Joseph écrivait aussi froidement qu’un Turc fait tomber une tête au geste de son maître.

Le Cardinal lui dit en signant la lettre :

— Je vous ferai savoir comment je veux qu’ils disparaissent ; car il est important d’effacer toutes les traces de cet ancien procès. La Providence m’a bien servi en enlevant tous ces hommes ; j’achève son ouvrage. Voici tout ce qu’en saura la postérité.

Et il lut au capucin cette page de ses Mémoires où il raconte la possession et les sortiléges du magicien[1].

Pendant sa lente lecture, Joseph ne pouvait s’empêcher de regarder l’horloge.

— Il te tarde d’en venir à M. le Grand, dit enfin le Cardinal ; eh bien, pour te faire plaisir, passons-y.
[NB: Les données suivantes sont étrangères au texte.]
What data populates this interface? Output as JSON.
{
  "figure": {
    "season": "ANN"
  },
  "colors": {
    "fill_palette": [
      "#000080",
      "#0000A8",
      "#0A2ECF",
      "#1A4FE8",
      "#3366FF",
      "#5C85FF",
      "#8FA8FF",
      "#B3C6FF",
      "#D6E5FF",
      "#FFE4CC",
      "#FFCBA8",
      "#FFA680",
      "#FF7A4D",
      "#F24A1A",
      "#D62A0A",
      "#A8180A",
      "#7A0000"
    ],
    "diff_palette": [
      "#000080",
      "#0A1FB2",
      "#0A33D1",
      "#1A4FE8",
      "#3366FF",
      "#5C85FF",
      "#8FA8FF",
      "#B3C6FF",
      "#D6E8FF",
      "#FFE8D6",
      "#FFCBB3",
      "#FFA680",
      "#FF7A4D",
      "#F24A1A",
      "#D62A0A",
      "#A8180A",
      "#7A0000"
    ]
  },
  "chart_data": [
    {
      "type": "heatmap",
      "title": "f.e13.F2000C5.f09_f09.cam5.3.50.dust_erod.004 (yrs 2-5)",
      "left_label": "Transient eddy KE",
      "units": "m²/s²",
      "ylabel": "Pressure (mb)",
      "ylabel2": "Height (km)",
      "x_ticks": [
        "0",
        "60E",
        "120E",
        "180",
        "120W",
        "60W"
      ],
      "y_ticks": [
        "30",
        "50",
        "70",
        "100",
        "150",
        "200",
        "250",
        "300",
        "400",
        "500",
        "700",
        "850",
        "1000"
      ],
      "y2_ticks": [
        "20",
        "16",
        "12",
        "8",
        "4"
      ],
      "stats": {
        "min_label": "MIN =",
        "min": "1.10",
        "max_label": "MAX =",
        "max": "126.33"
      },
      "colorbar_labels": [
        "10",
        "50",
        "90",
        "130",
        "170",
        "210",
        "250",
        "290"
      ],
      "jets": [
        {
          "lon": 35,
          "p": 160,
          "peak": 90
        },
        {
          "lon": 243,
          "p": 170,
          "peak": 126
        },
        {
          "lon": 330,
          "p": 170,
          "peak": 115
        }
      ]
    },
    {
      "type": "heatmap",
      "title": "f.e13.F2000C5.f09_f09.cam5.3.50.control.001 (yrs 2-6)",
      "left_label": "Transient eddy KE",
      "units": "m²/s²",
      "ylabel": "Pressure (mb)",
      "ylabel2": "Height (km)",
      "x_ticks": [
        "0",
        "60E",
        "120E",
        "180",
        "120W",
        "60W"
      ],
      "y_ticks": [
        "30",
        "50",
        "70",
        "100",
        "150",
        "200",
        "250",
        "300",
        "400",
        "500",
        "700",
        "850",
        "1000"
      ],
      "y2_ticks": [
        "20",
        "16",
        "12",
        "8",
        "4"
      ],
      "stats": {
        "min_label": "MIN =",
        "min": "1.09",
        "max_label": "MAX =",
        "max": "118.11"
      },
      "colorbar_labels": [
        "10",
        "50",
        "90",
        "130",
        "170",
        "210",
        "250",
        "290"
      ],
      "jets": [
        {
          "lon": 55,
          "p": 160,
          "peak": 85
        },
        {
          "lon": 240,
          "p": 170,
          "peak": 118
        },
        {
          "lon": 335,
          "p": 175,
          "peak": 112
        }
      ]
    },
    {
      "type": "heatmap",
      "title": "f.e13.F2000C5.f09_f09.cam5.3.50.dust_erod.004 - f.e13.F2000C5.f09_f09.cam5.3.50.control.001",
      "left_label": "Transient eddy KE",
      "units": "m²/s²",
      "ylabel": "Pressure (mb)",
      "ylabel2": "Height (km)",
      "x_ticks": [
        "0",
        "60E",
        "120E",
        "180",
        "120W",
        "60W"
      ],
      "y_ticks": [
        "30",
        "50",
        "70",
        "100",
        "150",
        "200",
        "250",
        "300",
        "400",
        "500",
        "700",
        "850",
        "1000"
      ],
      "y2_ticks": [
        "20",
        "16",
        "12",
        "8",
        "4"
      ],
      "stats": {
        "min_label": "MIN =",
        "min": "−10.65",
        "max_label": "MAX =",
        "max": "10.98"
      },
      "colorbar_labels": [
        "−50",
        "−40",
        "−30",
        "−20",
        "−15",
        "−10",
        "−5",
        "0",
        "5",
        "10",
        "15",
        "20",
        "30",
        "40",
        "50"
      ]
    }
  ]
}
Tu crois donc que je n’ai pas mes raisons pour être tranquille ? Tu crois que j’ai laissé aller ces pauvres conspirateurs trop loin ? Non. Voici de petits papiers qui te rassureraient si tu les connaissais. D’abord, dans ce rouleau de bois creux est le traité avec l’Espagne, saisi à Oloron. Je suis très-satisfait de Laubardemont : c’est un habile homme !

Le feu d’une féroce jalousie brilla sous les épais sourcils de Joseph.

  1. Voyez les Mémoires de Richelieu, (Collection des Mémoires, t. XXVIII, p. 139).